Если б не я, письменность вообще бы уже умерла. Потерпите. Придет время — и вы узнаете, для чего я пишу эти страницы. Пишу? У, я их говорю. Изрекаю.

Почти никто не умеет читать. Арифметические и алгебраические знаки не в счет: в них все хорошо разбираются. Прилично разбираются.

Эхехе. Интересно, каким образом пишущий избавляется от скуки — уж не тем ли, что перекладывает ее на читающего?

У, восклицаниями я могу выразить все. Восклицания — соль языка. Без восклицаний разговорное письмо оказывается плоским, фальшивым, непонятным. Глупым.

Когда я не умел говорить, а так было до недавнего времени («Эта скотина Ричард знает один язык — язык секса»), мне удавалось выразить все, даже невыразимое, при помощи одних восклицаний.

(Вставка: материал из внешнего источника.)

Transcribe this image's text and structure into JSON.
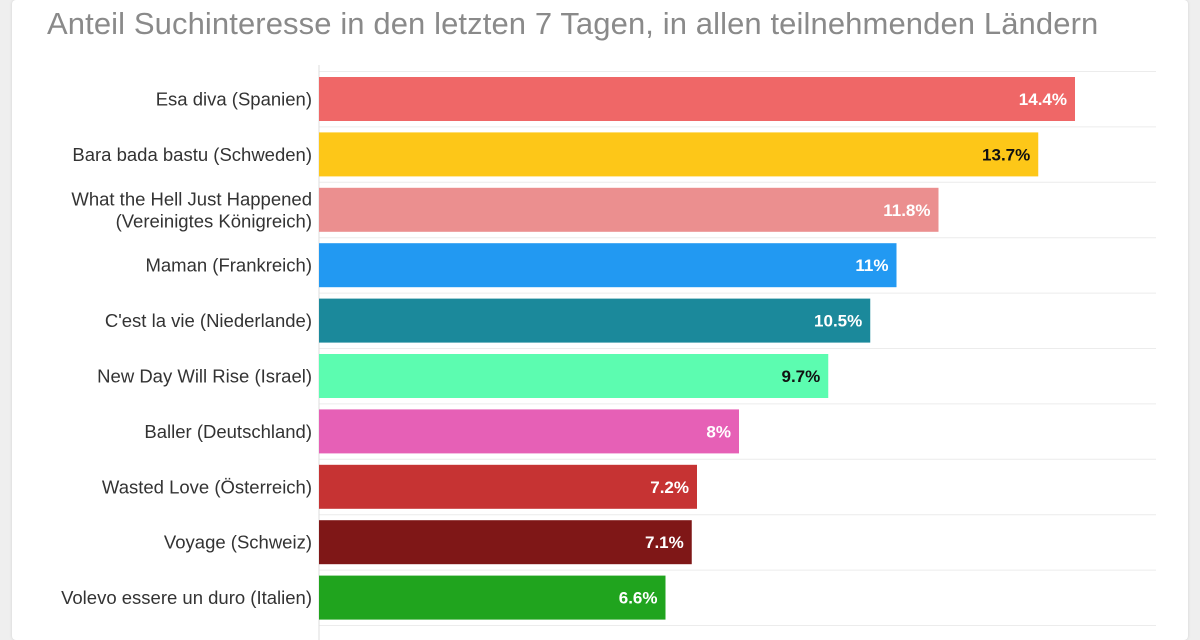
{
  "subtitle": "Anteil Suchinteresse in den letzten 7 Tagen, in allen teilnehmenden Ländern",
  "chart_data": {
    "type": "bar",
    "orientation": "horizontal",
    "title": "",
    "subtitle": "Anteil Suchinteresse in den letzten 7 Tagen, in allen teilnehmenden Ländern",
    "xlabel": "",
    "ylabel": "",
    "xlim": [
      0,
      15
    ],
    "grid": true,
    "legend": "none",
    "bars": [
      {
        "label": [
          "Esa diva (Spanien)"
        ],
        "value": 14.4,
        "value_label": "14.4%",
        "color": "#ef6767",
        "label_color": "#ffffff"
      },
      {
        "label": [
          "Bara bada bastu (Schweden)"
        ],
        "value": 13.7,
        "value_label": "13.7%",
        "color": "#fdc718",
        "label_color": "#111111"
      },
      {
        "label": [
          "What the Hell Just Happened",
          "(Vereinigtes Königreich)"
        ],
        "value": 11.8,
        "value_label": "11.8%",
        "color": "#eb8f8f",
        "label_color": "#ffffff"
      },
      {
        "label": [
          "Maman (Frankreich)"
        ],
        "value": 11,
        "value_label": "11%",
        "color": "#2299f2",
        "label_color": "#ffffff"
      },
      {
        "label": [
          "C'est la vie (Niederlande)"
        ],
        "value": 10.5,
        "value_label": "10.5%",
        "color": "#1b899b",
        "label_color": "#ffffff"
      },
      {
        "label": [
          "New Day Will Rise (Israel)"
        ],
        "value": 9.7,
        "value_label": "9.7%",
        "color": "#5cfcb0",
        "label_color": "#111111"
      },
      {
        "label": [
          "Baller (Deutschland)"
        ],
        "value": 8,
        "value_label": "8%",
        "color": "#e660b6",
        "label_color": "#ffffff"
      },
      {
        "label": [
          "Wasted Love (Österreich)"
        ],
        "value": 7.2,
        "value_label": "7.2%",
        "color": "#c63333",
        "label_color": "#ffffff"
      },
      {
        "label": [
          "Voyage (Schweiz)"
        ],
        "value": 7.1,
        "value_label": "7.1%",
        "color": "#7f1717",
        "label_color": "#ffffff"
      },
      {
        "label": [
          "Volevo essere un duro (Italien)"
        ],
        "value": 6.6,
        "value_label": "6.6%",
        "color": "#20a41e",
        "label_color": "#ffffff"
      }
    ]
  }
}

Если вы этого не знали, попробуйте, вы тоже наýчитесь говорить, пользуясь лишь э, а, о, у, и. С целой кучей комбинаций, разумеется. Вот увидите, вы сможете прекрасно объясняться. Чем дальше, тем лучше.

Долой грамматические путы (непреложные законы)! Язык восклицаний — самый красноречивый. Самый передовой. Универсальный. Он возвращается не просто к музыке, а к звуку в его первозданной чистоте.

Меж тем как здесь, в трусливой столице, до сих пор еще говорят на старом языке (слава богу, с трудом и все реже и реже) — на бескрайних просторах этой великой Страны люди разговаривают так:

— Э!

— А!

— У!

— И!

— О!

Прибавьте жестикуляцию и мимику — знаки, по праву заменяющие любые слова, и вот вам диалог:

— Слушай, сын.

— Слушаю тебя, отец.

— Я тебе говорил, надо сеять кукурузу.

— Я забыл.

— Какой ты у меня глупый, сын.

Или:

— Муж, у нас будет еще один ребенок.

— Отличная новость, жена.

— Тебе придется больше работать.

— Пустяки.

— Ты лучше всех мужей на свете.

Разве не удивительно?

Я хочу вам сказать (поведать), почему поздно начал говорить. Это я нарочно.

Обучение родному языку сводится здесь к двум сотням необходимых слов. Необходимыми они считаются по инерции (на самом деле достаточно гораздо меньшего количества). Я тоже их выучил.

В детстве, как все. Только я притворился, будто их не знаю, — потом скажу — почему, да вы и без меня поймете, не такие уж вы дураки, — а сам решил выучить еще двести, выискивая там и сям (в приключенческих книжках — книжках, что были в ходу раньше, до того, как настала послеисторическая эра), затем еще двести, разумеется — с отвращением. Это потребовало от меня зверского упорства. Дьявольского.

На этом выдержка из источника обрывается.